Impact of the COVID-19 Pandemic on Healthcare Access and Outcomes: A Combined Insurance Claims and Survey Study of People with MS

Background: In the context of the COVID-19 pandemic, people with multiple sclerosis (pMS) have been particularly vulnerable to adverse outcomes due to disruption of care.

Objectives: The CopeMS study led by The University of Texas at Austin and the MS Association of America investigates the long-term impact of the COVID-19 pandemic on healthcare access and the outcomes of pMS.

Methods: This retrospective cohort analysis used OPTUM Clinformatics® de-identified data to identify pMS who were continuously enrolled from 01/01/2019-12/31/2020 and assess changes in utilization of healthcare services during the COVID-19 pandemic compared to the year prior.

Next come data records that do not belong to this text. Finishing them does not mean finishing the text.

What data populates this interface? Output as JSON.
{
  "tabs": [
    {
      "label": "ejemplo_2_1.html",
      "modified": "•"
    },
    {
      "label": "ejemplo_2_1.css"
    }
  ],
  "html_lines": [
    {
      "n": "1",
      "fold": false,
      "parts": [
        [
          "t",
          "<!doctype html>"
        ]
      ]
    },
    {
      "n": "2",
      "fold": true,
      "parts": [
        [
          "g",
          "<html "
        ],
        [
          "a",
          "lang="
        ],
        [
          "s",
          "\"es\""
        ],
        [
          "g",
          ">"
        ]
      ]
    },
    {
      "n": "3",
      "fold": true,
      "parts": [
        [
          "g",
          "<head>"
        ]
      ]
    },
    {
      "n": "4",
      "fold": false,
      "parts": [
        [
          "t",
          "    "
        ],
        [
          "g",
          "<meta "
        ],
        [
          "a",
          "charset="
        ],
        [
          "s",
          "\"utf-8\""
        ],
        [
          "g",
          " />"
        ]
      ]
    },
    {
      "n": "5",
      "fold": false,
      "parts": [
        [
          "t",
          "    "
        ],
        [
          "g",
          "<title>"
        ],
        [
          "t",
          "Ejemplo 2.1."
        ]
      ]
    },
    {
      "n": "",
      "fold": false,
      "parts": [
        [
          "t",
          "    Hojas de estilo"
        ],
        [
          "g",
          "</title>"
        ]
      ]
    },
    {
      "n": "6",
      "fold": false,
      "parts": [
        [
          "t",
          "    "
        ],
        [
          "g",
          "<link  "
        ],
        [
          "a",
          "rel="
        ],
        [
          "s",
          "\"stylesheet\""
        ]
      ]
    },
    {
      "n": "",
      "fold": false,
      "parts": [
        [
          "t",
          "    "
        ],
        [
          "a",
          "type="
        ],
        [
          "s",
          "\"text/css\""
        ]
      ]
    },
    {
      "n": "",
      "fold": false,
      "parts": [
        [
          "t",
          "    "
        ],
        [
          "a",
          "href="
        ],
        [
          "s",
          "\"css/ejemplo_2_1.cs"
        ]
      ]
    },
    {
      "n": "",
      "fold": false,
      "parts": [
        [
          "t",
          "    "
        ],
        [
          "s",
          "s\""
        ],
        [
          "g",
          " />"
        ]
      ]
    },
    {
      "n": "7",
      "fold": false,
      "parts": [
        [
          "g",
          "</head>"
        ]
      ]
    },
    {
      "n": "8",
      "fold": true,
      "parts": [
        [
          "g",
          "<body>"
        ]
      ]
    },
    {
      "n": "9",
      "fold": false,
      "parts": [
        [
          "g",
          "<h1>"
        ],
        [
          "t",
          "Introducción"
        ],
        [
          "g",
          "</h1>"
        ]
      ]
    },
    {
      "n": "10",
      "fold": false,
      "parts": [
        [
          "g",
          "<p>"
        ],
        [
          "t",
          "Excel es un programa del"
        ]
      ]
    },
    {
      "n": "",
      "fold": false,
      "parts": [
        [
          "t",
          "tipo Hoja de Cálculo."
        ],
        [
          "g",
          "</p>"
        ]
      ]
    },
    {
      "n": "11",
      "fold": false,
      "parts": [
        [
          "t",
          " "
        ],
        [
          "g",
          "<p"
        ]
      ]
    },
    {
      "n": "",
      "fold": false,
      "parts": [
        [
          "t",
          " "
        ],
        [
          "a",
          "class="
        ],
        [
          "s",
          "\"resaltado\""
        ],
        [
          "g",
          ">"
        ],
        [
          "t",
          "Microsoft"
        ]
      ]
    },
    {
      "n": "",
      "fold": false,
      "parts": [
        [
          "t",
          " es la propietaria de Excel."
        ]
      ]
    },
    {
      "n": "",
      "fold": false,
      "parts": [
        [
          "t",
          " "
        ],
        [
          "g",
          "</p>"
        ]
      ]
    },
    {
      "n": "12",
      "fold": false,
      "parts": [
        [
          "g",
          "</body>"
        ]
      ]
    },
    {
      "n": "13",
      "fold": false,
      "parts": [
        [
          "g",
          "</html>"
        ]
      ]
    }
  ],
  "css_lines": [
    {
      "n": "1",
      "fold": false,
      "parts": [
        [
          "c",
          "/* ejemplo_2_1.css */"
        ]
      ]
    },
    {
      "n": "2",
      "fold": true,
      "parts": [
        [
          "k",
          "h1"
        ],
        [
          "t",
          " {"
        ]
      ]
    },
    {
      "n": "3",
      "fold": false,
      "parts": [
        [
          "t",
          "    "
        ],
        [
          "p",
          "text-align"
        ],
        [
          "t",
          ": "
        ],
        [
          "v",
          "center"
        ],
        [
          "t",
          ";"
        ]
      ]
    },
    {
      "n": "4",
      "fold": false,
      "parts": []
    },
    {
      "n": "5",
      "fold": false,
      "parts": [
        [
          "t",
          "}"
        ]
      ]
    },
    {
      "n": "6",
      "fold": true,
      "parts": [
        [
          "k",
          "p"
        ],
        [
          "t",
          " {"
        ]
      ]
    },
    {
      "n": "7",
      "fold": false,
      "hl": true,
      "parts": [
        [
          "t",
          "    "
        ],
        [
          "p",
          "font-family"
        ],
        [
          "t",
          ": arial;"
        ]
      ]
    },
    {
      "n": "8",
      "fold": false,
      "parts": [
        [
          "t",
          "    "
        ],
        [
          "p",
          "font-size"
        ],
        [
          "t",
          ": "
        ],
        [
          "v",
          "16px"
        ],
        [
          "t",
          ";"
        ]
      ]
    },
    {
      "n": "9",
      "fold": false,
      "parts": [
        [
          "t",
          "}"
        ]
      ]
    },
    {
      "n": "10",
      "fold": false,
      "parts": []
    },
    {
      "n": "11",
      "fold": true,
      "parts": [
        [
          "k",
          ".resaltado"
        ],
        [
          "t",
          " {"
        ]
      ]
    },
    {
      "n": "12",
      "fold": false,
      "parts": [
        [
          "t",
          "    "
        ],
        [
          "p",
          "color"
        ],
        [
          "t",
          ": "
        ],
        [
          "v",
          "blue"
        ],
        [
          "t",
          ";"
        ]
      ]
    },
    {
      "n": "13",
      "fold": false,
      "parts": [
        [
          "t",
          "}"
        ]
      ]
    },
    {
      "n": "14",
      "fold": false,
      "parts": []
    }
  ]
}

Additionally, a national survey of pMS was conducted to further understand the impact of the pandemic on healthcare access and the wellbeing of pMS.

Results: In the Optum database, we observed a decrease in the utilization of MS-related services in 2020 compared to 2019. Significantly fewer pMS had visits with their neurologist, primary care provider, physical or occupational therapist despite an increase utilization of telemedicine services. Fewer pMS had MRIs of the brain or spinal cord during the pandemic. Emergency department and inpatient utilization also significantly decreased. At the same time, we observed a significant increase in the number of pMS utilizing social work services, though utilization remained very limited in our cohort (<2%). In our national survey, pMS reported widespread disruption of the MS-related services during the pandemic: 78/140 (55.7%) were unable to continue physical therapy services, 16/109 (14.7%) were unable to continue counseling services, 20/31 (64.5%) were unable to continue occupational therapy, 4/22 (18.2%) were unable to continue case management services, and 13/18 (72.2%) were unable to continue speech therapy. Telemedicine became the main modality for neurology visits, counseling and case management but was seldomly used for other services. Out of 529 pMS in our national survey, 47% of respondents reported worsening of MS symptoms during the pandemic with increased anxiety, and inability to maintain exercise habits as leading causes for worsening.

Conclusions: Despite the expansion of telemedicine, we observed decreased access to healthcare services important to the comprehensive care of pMS. Additionally, our findings show that the COVID-19 pandemic was associated with perceived worsening of neurological symptoms in pMS due to worsened mental health and lack of physical activity.